According to Forbes, your social mediea presence can both help and harm you in your job search. For instance, if you tend to post controversial material, prospective employers may assume that behavior will carry into the workplace and ultimately choose a different candidate. 

So how do you deal with social media presence when you are the one hiring?

social media for hiring

That question doesn’t have an easy answer, often you will find information regarding a person’s religion, sexual orientation, ethnic, and birth information that could never be included on a compliant job application. Photographs of the individual may also reveal information about disabilities that would never be permitted under the ADA and other federal and state employment laws. In addition, there is often no way for an applicant to even defend themselves regarding such information and no mechanism exists to correct information that is wrong. 

Using social networking sites can sometimes help find good candidates that are just what the recruiter is looking for, but the use of these sites for employment screening may not be a practice you would want to explain or defend in a courtroom setting. Most of these issues have not been addressed by the courts yet. If the use of these sites is a part of your recruiting and hiring process, perhaps after consulting with your HR consultant or legal counsel, at the very least your employment screening release should specifically refer to the possible use of these sites.

Social Media Can Hurt and Help an Applicant

According to a survey by CareerBuilder, 34 percent of hiring managers who admit that they have screened job candidates via social networking profiles say that they found content that caused them to dismiss a candidate from consideration.
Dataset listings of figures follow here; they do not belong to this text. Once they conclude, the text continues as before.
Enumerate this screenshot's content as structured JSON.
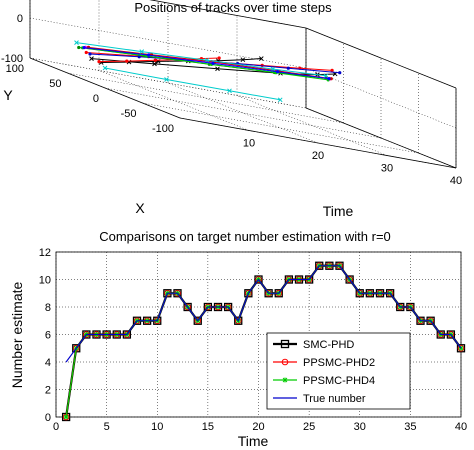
{
  "chart_data": [
    {
      "type": "line3d",
      "title": "Positions of tracks over time steps",
      "xlabel": "X",
      "ylabel": "Time",
      "zlabel": "Y",
      "x_ticks": [
        "100",
        "50",
        "0",
        "-50",
        "-100"
      ],
      "time_ticks": [
        "10",
        "20",
        "30",
        "40"
      ],
      "y_ticks": [
        "100",
        "0",
        "-100"
      ],
      "xlim": [
        -100,
        100
      ],
      "time_lim": [
        0,
        40
      ],
      "ylim": [
        -100,
        100
      ],
      "grid": true,
      "tracks": [
        {
          "color": "#000000",
          "marker": "x",
          "points": [
            [
              5,
              0,
              -40
            ],
            [
              14,
              5,
              -30
            ],
            [
              21,
              10,
              -18
            ],
            [
              27,
              15,
              -6
            ],
            [
              33,
              20,
              6
            ],
            [
              37,
              24,
              18
            ],
            [
              40,
              27,
              28
            ]
          ]
        },
        {
          "color": "#000000",
          "marker": "x",
          "points": [
            [
              18,
              0,
              -40
            ],
            [
              26,
              10,
              -28
            ],
            [
              34,
              20,
              -15
            ],
            [
              42,
              30,
              -1
            ],
            [
              48,
              36,
              10
            ],
            [
              52,
              39,
              18
            ]
          ]
        },
        {
          "color": "#ff0000",
          "marker": "dot",
          "points": [
            [
              8,
              0,
              -40
            ],
            [
              17,
              5,
              -30
            ],
            [
              25,
              10,
              -18
            ],
            [
              32,
              15,
              -6
            ],
            [
              37,
              18,
              2
            ],
            [
              41,
              21,
              10
            ]
          ]
        },
        {
          "color": "#ff0000",
          "marker": "dot",
          "points": [
            [
              25,
              0,
              -30
            ],
            [
              34,
              10,
              -16
            ],
            [
              42,
              20,
              -3
            ],
            [
              48,
              28,
              8
            ],
            [
              53,
              34,
              16
            ],
            [
              56,
              39,
              24
            ]
          ]
        },
        {
          "color": "#0000cc",
          "marker": "dot",
          "points": [
            [
              20,
              0,
              -30
            ],
            [
              28,
              8,
              -18
            ],
            [
              36,
              16,
              -8
            ],
            [
              44,
              24,
              3
            ],
            [
              50,
              32,
              12
            ],
            [
              55,
              40,
              22
            ]
          ]
        },
        {
          "color": "#008800",
          "marker": "dot",
          "points": [
            [
              35,
              0,
              -25
            ],
            [
              40,
              10,
              -18
            ],
            [
              45,
              20,
              -12
            ],
            [
              50,
              30,
              -5
            ],
            [
              55,
              38,
              2
            ]
          ]
        },
        {
          "color": "#00cc00",
          "marker": "dot",
          "points": [
            [
              30,
              0,
              -22
            ],
            [
              36,
              10,
              -16
            ],
            [
              42,
              20,
              -10
            ],
            [
              48,
              30,
              -4
            ],
            [
              52,
              38,
              0
            ]
          ]
        },
        {
          "color": "#ff00ff",
          "marker": "dot",
          "points": [
            [
              26,
              0,
              -18
            ],
            [
              33,
              10,
              -10
            ],
            [
              40,
              20,
              -3
            ],
            [
              46,
              30,
              2
            ],
            [
              50,
              38,
              4
            ]
          ]
        },
        {
          "color": "#cc0000",
          "marker": "dot",
          "points": [
            [
              22,
              0,
              -15
            ],
            [
              30,
              10,
              -8
            ],
            [
              38,
              20,
              -1
            ],
            [
              44,
              30,
              3
            ],
            [
              48,
              38,
              6
            ]
          ]
        },
        {
          "color": "#00cccc",
          "marker": "x",
          "points": [
            [
              0,
              0,
              -50
            ],
            [
              10,
              10,
              -55
            ],
            [
              18,
              20,
              -58
            ],
            [
              24,
              28,
              -60
            ]
          ]
        },
        {
          "color": "#00cccc",
          "marker": "x",
          "points": [
            [
              38,
              0,
              -15
            ],
            [
              43,
              10,
              -10
            ],
            [
              48,
              20,
              -4
            ],
            [
              52,
              30,
              2
            ],
            [
              55,
              38,
              8
            ]
          ]
        },
        {
          "color": "#0000ff",
          "marker": "dot",
          "points": [
            [
              28,
              0,
              -20
            ],
            [
              34,
              10,
              -12
            ],
            [
              40,
              20,
              -6
            ],
            [
              46,
              30,
              0
            ],
            [
              51,
              38,
              4
            ]
          ]
        }
      ]
    },
    {
      "type": "line",
      "title": "Comparisons on target number estimation with r=0",
      "xlabel": "Time",
      "ylabel": "Number estimate",
      "xlim": [
        0,
        40
      ],
      "ylim": [
        0,
        12
      ],
      "x_ticks": [
        "0",
        "5",
        "10",
        "15",
        "20",
        "25",
        "30",
        "35",
        "40"
      ],
      "y_ticks": [
        "0",
        "2",
        "4",
        "6",
        "8",
        "10",
        "12"
      ],
      "grid": true,
      "legend_position": "bottom-right",
      "x": [
        1,
        2,
        3,
        4,
        5,
        6,
        7,
        8,
        9,
        10,
        11,
        12,
        13,
        14,
        15,
        16,
        17,
        18,
        19,
        20,
        21,
        22,
        23,
        24,
        25,
        26,
        27,
        28,
        29,
        30,
        31,
        32,
        33,
        34,
        35,
        36,
        37,
        38,
        39,
        40
      ],
      "series": [
        {
          "name": "SMC-PHD",
          "color": "#000000",
          "marker": "square",
          "values": [
            0,
            5,
            6,
            6,
            6,
            6,
            6,
            7,
            7,
            7,
            9,
            9,
            8,
            7,
            8,
            8,
            8,
            7,
            9,
            10,
            9,
            9,
            10,
            10,
            10,
            11,
            11,
            11,
            10,
            9,
            9,
            9,
            9,
            8,
            8,
            7,
            7,
            6,
            6,
            5
          ]
        },
        {
          "name": "PPSMC-PHD2",
          "color": "#ff0000",
          "marker": "circle",
          "values": [
            0,
            5,
            6,
            6,
            6,
            6,
            6,
            7,
            7,
            7,
            9,
            9,
            8,
            7,
            8,
            8,
            8,
            7,
            9,
            10,
            9,
            9,
            10,
            10,
            10,
            11,
            11,
            11,
            10,
            9,
            9,
            9,
            9,
            8,
            8,
            7,
            7,
            6,
            6,
            5
          ]
        },
        {
          "name": "PPSMC-PHD4",
          "color": "#00cc00",
          "marker": "star",
          "values": [
            0,
            5,
            6,
            6,
            6,
            6,
            6,
            7,
            7,
            7,
            9,
            9,
            8,
            7,
            8,
            8,
            8,
            7,
            9,
            10,
            9,
            9,
            10,
            10,
            10,
            11,
            11,
            11,
            10,
            9,
            9,
            9,
            9,
            8,
            8,
            7,
            7,
            6,
            6,
            5
          ]
        },
        {
          "name": "True number",
          "color": "#0000cc",
          "marker": "none",
          "values": [
            4,
            5,
            6,
            6,
            6,
            6,
            6,
            7,
            7,
            7,
            9,
            9,
            8,
            7,
            8,
            8,
            8,
            7,
            9,
            10,
            9,
            9,
            10,
            10,
            10,
            11,
            11,
            11,
            10,
            9,
            9,
            9,
            9,
            8,
            8,
            7,
            7,
            6,
            6,
            5
          ]
        }
      ]
    }
  ]
}
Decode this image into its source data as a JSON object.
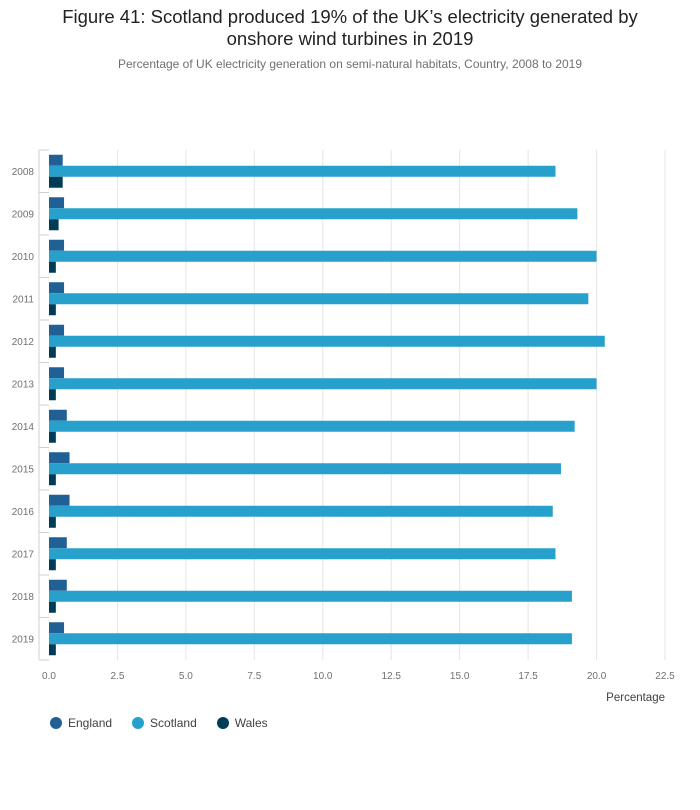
{
  "title_line1": "Figure 41: Scotland produced 19% of the UK’s electricity generated by",
  "title_line2": "onshore wind turbines in 2019",
  "subtitle": "Percentage of UK electricity generation on semi-natural habitats, Country, 2008 to 2019",
  "chart_data": {
    "type": "bar",
    "orientation": "horizontal",
    "title": "Figure 41: Scotland produced 19% of the UK’s electricity generated by onshore wind turbines in 2019",
    "subtitle": "Percentage of UK electricity generation on semi-natural habitats, Country, 2008 to 2019",
    "xlabel": "Percentage",
    "ylabel": "",
    "xlim": [
      0,
      22.5
    ],
    "xticks": [
      0,
      2.5,
      5,
      7.5,
      10,
      12.5,
      15,
      17.5,
      20,
      22.5
    ],
    "xtick_labels": [
      "0.0",
      "2.5",
      "5.0",
      "7.5",
      "10.0",
      "12.5",
      "15.0",
      "17.5",
      "20.0",
      "22.5"
    ],
    "grid": true,
    "legend_position": "bottom-left",
    "categories": [
      "2008",
      "2009",
      "2010",
      "2011",
      "2012",
      "2013",
      "2014",
      "2015",
      "2016",
      "2017",
      "2018",
      "2019"
    ],
    "series": [
      {
        "name": "England",
        "color": "#206095",
        "values": [
          0.5,
          0.55,
          0.55,
          0.55,
          0.55,
          0.55,
          0.65,
          0.75,
          0.75,
          0.65,
          0.65,
          0.55
        ]
      },
      {
        "name": "Scotland",
        "color": "#27a0cc",
        "values": [
          18.5,
          19.3,
          20.0,
          19.7,
          20.3,
          20.0,
          19.2,
          18.7,
          18.4,
          18.5,
          19.1,
          19.1
        ]
      },
      {
        "name": "Wales",
        "color": "#003c57",
        "values": [
          0.5,
          0.35,
          0.25,
          0.25,
          0.25,
          0.25,
          0.25,
          0.25,
          0.25,
          0.25,
          0.25,
          0.25
        ]
      }
    ]
  }
}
By contrast, 24 percent of hiring managers who researched job candidates via social networking sites said they found content that helped to solidify their decision to hire the candidate.

Information found that hurt applicants:

Drinking and drugs(41%), provocative or inappropriate photographs (40%), bad-mouthed their previous company or fellow employee ( 28%)

Information found that helped applicants:

Background supported their qualifications for the job (48%),  great communication skills (43%), conveyed a professional image (36%)

States with Restrictions on Use of Social Media

Arkansas, California, Colorado, Connecticut, Illinois, Louisiana, Maryland, Michigan, Montana, Nevada, New Hampshire, New Jersey, New Mexico, Oklahoma, Oregon, Rhode Island, Tennessee, Utah, Virginia, Washington, and Wisconsin.